Deisenhausen hat es geschafft. Der kleine Ort zwischen Augsburg und Ulm ist auf dem Weg zur eigenen Energiewende einen großen Schritt vorangekommen. Denn der neue Solarpark produziert mit einer Leistung von 18,2 Megawatt jedes Jahr 20 Millionen Kilowattstunden Sonnenstrom.

Doch der Weg bis zur Inbetriebnahme der Anlage am 4. Juli 2023 war lang – trotz hoher Akzeptanz in der Gemeinde. Denn schon am 11. Juli 2020 wurden die Pachtverträge für die Grundstücke unterzeichnet. Danach konnte es an die konkrete Umsetzung gehen. Drei Jahre gingen aber trotzdem noch ins Land, bis die Solaranlage komplett fertig war. „Das ging aber noch relativ schnell“, sagt Raphael Kempf. Er ist Teamleiter Projektentwicklung bei Baywa RE und kennt die Wege durch die Administration.

Früher Kontakt mit der Gemeinde

Es ist ja nicht so, dass die Planer bei Baywa RE so lange brauchen, bis eine Anlage dieser Größe ausgelegt ist. Vielmehr sind es die unzähligen kleinen Schritte, die jedes Mal dafür sorgen, dass die Projekte ins Stocken geraten. Auf dem Weg zur Inbetriebnahme müssen die Projektentwickler immer wieder die für das Projekt relevanten Beteiligten zusammenbringen, die oft voneinander gar nichts wissen.

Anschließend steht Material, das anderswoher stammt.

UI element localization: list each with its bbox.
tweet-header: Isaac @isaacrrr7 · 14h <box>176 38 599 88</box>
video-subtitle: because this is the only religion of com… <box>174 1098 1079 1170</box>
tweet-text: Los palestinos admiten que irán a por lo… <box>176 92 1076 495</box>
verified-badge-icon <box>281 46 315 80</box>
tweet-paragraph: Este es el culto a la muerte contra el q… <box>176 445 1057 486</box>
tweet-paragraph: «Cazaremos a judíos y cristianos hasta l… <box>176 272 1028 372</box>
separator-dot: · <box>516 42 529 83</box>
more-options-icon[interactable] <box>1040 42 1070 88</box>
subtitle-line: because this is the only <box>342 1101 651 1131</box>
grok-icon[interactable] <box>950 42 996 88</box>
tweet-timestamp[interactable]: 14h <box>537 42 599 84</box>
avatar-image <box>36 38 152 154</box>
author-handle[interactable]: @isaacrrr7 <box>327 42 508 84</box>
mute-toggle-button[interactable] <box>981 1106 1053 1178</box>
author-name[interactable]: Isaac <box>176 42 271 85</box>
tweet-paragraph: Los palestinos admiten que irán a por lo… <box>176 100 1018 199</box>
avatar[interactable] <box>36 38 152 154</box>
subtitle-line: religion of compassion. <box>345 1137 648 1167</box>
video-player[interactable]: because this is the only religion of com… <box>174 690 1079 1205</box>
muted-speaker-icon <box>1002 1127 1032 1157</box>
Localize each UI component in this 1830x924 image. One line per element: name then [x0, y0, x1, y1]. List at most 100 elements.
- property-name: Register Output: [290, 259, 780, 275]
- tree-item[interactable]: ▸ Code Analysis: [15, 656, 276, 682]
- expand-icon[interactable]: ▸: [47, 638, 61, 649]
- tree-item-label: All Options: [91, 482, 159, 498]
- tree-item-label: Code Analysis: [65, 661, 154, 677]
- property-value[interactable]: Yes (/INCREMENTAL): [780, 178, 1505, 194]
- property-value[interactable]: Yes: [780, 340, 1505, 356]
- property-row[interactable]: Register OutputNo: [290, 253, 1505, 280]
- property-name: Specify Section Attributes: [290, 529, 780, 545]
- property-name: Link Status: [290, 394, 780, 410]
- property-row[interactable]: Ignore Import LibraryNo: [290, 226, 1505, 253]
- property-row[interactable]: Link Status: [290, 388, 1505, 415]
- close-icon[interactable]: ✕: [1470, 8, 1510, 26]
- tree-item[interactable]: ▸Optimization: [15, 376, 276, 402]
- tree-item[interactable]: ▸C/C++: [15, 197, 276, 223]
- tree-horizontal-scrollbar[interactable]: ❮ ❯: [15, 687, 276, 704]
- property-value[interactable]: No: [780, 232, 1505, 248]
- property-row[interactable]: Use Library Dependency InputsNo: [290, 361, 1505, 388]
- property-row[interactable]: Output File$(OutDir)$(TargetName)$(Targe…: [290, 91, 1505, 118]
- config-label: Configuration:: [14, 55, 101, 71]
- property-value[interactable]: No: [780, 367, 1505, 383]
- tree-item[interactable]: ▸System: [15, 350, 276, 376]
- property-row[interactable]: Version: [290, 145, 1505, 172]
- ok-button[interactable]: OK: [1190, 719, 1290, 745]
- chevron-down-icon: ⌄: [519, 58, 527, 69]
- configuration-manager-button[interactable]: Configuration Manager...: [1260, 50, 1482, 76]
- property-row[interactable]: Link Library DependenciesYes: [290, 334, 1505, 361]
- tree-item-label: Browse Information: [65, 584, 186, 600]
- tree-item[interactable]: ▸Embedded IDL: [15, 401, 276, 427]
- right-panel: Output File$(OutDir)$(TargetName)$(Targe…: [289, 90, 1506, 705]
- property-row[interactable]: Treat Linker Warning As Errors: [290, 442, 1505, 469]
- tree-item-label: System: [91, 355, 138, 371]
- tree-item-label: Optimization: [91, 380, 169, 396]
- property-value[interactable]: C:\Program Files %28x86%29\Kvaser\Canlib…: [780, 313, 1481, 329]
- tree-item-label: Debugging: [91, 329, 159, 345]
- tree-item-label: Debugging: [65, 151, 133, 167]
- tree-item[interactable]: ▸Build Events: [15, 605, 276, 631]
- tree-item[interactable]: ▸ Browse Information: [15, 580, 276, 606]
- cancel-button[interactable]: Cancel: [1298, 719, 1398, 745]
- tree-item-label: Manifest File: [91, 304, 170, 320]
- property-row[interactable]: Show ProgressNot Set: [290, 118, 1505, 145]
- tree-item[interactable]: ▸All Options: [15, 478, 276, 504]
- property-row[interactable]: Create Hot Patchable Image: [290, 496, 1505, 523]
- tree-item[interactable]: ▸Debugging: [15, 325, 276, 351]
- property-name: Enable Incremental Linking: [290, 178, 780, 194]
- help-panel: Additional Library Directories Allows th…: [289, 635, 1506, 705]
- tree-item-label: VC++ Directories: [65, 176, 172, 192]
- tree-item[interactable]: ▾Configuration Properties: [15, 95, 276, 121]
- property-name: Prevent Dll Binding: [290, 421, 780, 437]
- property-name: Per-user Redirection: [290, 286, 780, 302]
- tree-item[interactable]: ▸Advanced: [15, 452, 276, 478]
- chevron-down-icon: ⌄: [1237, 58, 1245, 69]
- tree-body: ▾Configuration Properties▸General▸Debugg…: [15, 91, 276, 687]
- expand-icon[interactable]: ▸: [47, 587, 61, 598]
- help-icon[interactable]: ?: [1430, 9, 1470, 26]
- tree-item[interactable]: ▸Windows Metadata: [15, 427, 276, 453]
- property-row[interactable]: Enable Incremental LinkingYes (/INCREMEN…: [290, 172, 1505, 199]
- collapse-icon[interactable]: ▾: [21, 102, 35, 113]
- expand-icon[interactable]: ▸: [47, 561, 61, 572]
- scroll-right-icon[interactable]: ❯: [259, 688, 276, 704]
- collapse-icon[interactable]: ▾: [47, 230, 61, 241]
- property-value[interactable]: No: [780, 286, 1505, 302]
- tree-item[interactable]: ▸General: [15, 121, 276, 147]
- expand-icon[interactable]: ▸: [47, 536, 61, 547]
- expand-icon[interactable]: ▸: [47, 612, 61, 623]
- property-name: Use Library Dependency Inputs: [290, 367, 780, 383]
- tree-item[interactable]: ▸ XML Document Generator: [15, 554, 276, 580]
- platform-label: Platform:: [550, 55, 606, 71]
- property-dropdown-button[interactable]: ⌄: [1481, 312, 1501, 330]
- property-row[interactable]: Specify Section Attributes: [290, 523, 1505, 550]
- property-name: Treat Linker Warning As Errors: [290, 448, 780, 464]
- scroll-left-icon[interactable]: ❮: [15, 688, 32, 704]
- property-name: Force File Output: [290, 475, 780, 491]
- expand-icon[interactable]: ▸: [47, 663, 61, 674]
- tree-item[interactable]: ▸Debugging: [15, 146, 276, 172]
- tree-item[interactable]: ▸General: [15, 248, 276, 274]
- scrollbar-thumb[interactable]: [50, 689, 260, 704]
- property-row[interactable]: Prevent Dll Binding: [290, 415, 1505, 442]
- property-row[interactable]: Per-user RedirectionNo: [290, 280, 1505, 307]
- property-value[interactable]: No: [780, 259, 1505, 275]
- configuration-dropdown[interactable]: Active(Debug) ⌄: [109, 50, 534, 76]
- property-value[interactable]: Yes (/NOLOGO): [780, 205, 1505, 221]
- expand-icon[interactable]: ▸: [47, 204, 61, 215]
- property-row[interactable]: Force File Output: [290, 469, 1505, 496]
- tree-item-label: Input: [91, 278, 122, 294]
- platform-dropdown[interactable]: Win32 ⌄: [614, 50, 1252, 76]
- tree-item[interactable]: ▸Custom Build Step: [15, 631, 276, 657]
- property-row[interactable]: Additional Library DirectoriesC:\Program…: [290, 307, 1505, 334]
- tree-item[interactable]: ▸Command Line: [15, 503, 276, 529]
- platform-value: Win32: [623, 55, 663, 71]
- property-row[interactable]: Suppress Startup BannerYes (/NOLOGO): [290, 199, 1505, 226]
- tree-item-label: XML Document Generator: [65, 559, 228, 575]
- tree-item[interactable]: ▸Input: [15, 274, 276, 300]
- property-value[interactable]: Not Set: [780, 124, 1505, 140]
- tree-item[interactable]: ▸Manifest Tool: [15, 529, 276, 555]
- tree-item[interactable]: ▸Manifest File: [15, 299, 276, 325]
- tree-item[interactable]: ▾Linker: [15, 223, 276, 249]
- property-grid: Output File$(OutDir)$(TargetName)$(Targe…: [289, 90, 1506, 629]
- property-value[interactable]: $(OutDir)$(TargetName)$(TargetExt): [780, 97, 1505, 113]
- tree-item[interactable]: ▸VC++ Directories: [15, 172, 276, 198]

Wenn wir im nichtprivilegierten Bereich sind, also nicht auf 200-Meter-Randstreifen von Autobahnen und Schienen­wegen bauen, müssen wir ein Bauleitplanverfahren anstoßen.

Raphael Kempf, Baywa RE

Schon der Abschluss eines Pachtvertrags ist nicht ganz einfach. „Wenn er abgeschlossen ist, suchen wir den ersten Kontakt mit der Gemeinde“, erklärt Raphael Kempf. „Denn wenn wir im nichtprivilegierten Bereich sind, also nicht auf 200-Meter-Randstreifen von Autobahnen und Schienenwegen bauen, müssen wir ein Bauleitplanverfahren anstoßen.“

Gutachten werden notwendig

Denn die Gemeinde hat laut Paragraf 35 die Planungshoheit. „Im Einzelfall ist im Vorfeld noch ein Zielabweichungsverfahren notwendig. Auch eine denkmalrechtliche Erlaubnis oder eine wasserrechtliche Ausnahmegenehmigung können erforderlich sein“, weiß Tim Rösner. Als Leiter der Abteilung Entwicklung und Genehmigung beim Projektentwickler Belectric hat auch er jede Menge Erfahrung gesammelt, welche Schritte bei der Umsetzung der Projekte notwendig sind.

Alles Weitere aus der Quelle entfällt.